Broke is a film that looks at the sudden boom in the wages of athletes and the impact that overnight going from minimum wage to a multi-million dollar contract can have. On one hand it is a film that sort of needs us to feel sorry for young men who are given wealth beyond the grasp of the vast majority of us but on the other hand it is a serious subject that does need someone to deal with it. As the film observes, often it is people from lower-income backgrounds who have little background in managing larger sums of money who end up winning the lottery overnight with no idea of what to do with it and the impression that it will last forever. Suffice to say that I was interested to see a film that could overcome the "screw them" factor and present the reality in a factual and interesting way.

Sadly this isn't the film to do that – even though it does have its moments. The film starts out with a good collection of talking heads discussing the spending, the views, the habits and the naïvity of some athletes when it comes to money and as this is discussed there are details and real examples to back up these experiences. Problem is – throughout the film it is presented in a very lively and upbeat way; this makes it more accessible as a film but at the same time it undermines itself as a documentary.

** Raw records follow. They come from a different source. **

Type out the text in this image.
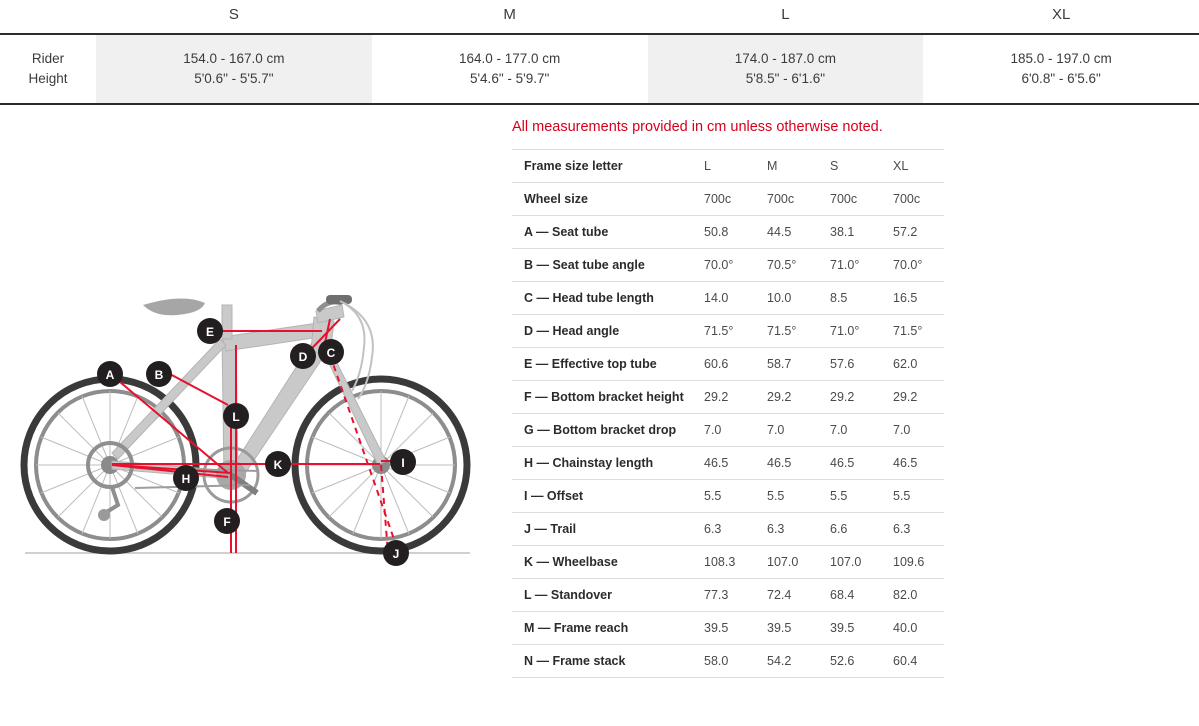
	S	M	L	XL

Rider
Height

154.0 - 167.0 cm
5'0.6" - 5'5.7"

164.0 - 177.0 cm
5'4.6" - 5'9.7"

174.0 - 187.0 cm
5'8.5" - 6'1.6"

185.0 - 197.0 cm
6'0.8" - 6'5.6"
A	B
C
D
E
F
H
I
J
K
L

All measurements provided in cm unless otherwise noted.

Frame size letter	L	M	S	XL
Wheel size	700c	700c	700c	700c
A — Seat tube	50.8	44.5	38.1	57.2
B — Seat tube angle	70.0°	70.5°	71.0°	70.0°
C — Head tube length	14.0	10.0	8.5	16.5
D — Head angle	71.5°	71.5°	71.0°	71.5°
E — Effective top tube	60.6	58.7	57.6	62.0
F — Bottom bracket height	29.2	29.2	29.2	29.2
G — Bottom bracket drop	7.0	7.0	7.0	7.0
H — Chainstay length	46.5	46.5	46.5	46.5
I — Offset	5.5	5.5	5.5	5.5
J — Trail	6.3	6.3	6.6	6.3
K — Wheelbase	108.3	107.0	107.0	109.6
L — Standover	77.3	72.4	68.4	82.0
M — Frame reach	39.5	39.5	39.5	40.0
N — Frame stack	58.0	54.2	52.6	60.4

This isn't helped by many of those who are contributing cannot help but enjoy relating their stories of excess and fun – so while they appear to be making the point of "don't do what I did", their smiles and spark in their eyes seem to suggest that they would live that high-life again in a split second if they got the chance. Some are worse than others but the majority are like this and it is hard to take the film seriously when the contributors come over like they are telling stories about the time they got drunk – full of remorse about the hangover the next morning but gleefully telling the story to anyone who will listen.

It is still an interesting subject though and, although the film could have done a lot more, there is still quite a bit of value in here. It falls short of the mark by some way but it is worth a look because it does have pace and entertainment value even if it should have had much more to say than it ultimately does.